In the 21st century, cinematic strides have been made in telling LGBTQ+ stories, with movies like "Brokeback Mountain," "Call Me By Your Name," "Love, Simon" and the Oscar-winning "Moonlight" making their way into the spotlight.

In the 21st century, cinematic strides have been made in telling LGBTQ+ stories, with movies like "Brokeback Mountain," "Call Me By Your Name," "Love, Simon" and the Oscar-winning "Moonlight" making their way into the spotlight.

But what might seem like monumental leaps are mere baby steps in the race to inclusion and visibility, as films depicting the queer community in all its diversity remain largely underrepresented in mainstream media.

It's certainly not for lack of material, as evidenced by the touring series, "Pioneers of Queer Cinema," beginning Thursday at the Wexner Center for the Arts and running through most of the month.

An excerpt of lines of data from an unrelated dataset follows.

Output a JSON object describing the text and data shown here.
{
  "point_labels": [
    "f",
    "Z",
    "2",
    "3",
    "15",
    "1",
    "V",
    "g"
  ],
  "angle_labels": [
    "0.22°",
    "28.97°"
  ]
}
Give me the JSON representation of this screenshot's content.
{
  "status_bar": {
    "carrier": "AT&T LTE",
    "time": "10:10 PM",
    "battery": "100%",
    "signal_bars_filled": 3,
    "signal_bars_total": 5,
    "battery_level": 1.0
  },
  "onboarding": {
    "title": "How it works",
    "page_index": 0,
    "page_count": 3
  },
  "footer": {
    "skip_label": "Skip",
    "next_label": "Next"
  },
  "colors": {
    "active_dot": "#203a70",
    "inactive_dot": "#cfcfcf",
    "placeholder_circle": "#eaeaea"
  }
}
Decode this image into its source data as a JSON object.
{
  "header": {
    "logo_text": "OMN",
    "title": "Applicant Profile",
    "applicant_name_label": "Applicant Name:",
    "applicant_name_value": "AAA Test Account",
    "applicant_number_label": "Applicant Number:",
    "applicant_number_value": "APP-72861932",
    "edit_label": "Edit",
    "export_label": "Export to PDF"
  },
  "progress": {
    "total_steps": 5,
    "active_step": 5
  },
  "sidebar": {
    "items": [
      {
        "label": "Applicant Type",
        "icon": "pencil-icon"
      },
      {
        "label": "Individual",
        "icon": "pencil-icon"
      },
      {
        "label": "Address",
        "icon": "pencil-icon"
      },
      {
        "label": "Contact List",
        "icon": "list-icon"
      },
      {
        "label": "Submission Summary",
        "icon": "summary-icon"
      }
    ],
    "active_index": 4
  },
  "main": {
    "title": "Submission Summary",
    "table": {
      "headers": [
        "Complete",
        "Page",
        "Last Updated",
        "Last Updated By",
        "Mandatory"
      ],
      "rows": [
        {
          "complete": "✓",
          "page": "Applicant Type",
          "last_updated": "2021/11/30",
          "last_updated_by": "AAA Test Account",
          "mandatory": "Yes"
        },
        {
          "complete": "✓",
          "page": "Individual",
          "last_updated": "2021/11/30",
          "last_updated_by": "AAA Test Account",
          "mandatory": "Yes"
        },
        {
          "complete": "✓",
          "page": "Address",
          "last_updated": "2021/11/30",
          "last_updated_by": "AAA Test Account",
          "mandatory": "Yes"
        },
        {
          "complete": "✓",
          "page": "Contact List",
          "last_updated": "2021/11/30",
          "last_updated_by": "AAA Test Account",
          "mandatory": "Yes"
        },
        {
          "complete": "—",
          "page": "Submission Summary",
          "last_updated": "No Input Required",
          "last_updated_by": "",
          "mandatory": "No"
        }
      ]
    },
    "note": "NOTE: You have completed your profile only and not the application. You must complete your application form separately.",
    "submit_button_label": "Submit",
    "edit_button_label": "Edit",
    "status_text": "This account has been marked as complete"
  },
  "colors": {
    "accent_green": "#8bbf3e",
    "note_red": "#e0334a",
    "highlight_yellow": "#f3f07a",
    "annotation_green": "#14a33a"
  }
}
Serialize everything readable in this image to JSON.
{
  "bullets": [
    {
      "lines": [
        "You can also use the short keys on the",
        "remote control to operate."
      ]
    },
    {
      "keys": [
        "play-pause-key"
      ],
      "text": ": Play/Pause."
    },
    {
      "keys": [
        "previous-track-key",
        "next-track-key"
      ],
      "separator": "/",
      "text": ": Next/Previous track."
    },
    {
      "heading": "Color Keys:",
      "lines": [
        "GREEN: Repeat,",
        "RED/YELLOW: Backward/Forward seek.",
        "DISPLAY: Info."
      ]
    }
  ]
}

Almost a dozen feature-length films and 11 shorts spanning 70-plus years of LGBTQ+ filmmaking make up the series.

Unity in the community:Organizers: Unity prom makes statement for LGBTQ community at Ohio Statehouse

"These queer independent films are revolutionary voices and stories that are crucial to the survival of the queer community and its histories," said Todd Wiener, curator of the UCLA Film and Television Archive, which restored most of the films being screened at the Wexner.

"More importantly, I would say these cinematic stories are a vital part of our shared democratic values and experiences."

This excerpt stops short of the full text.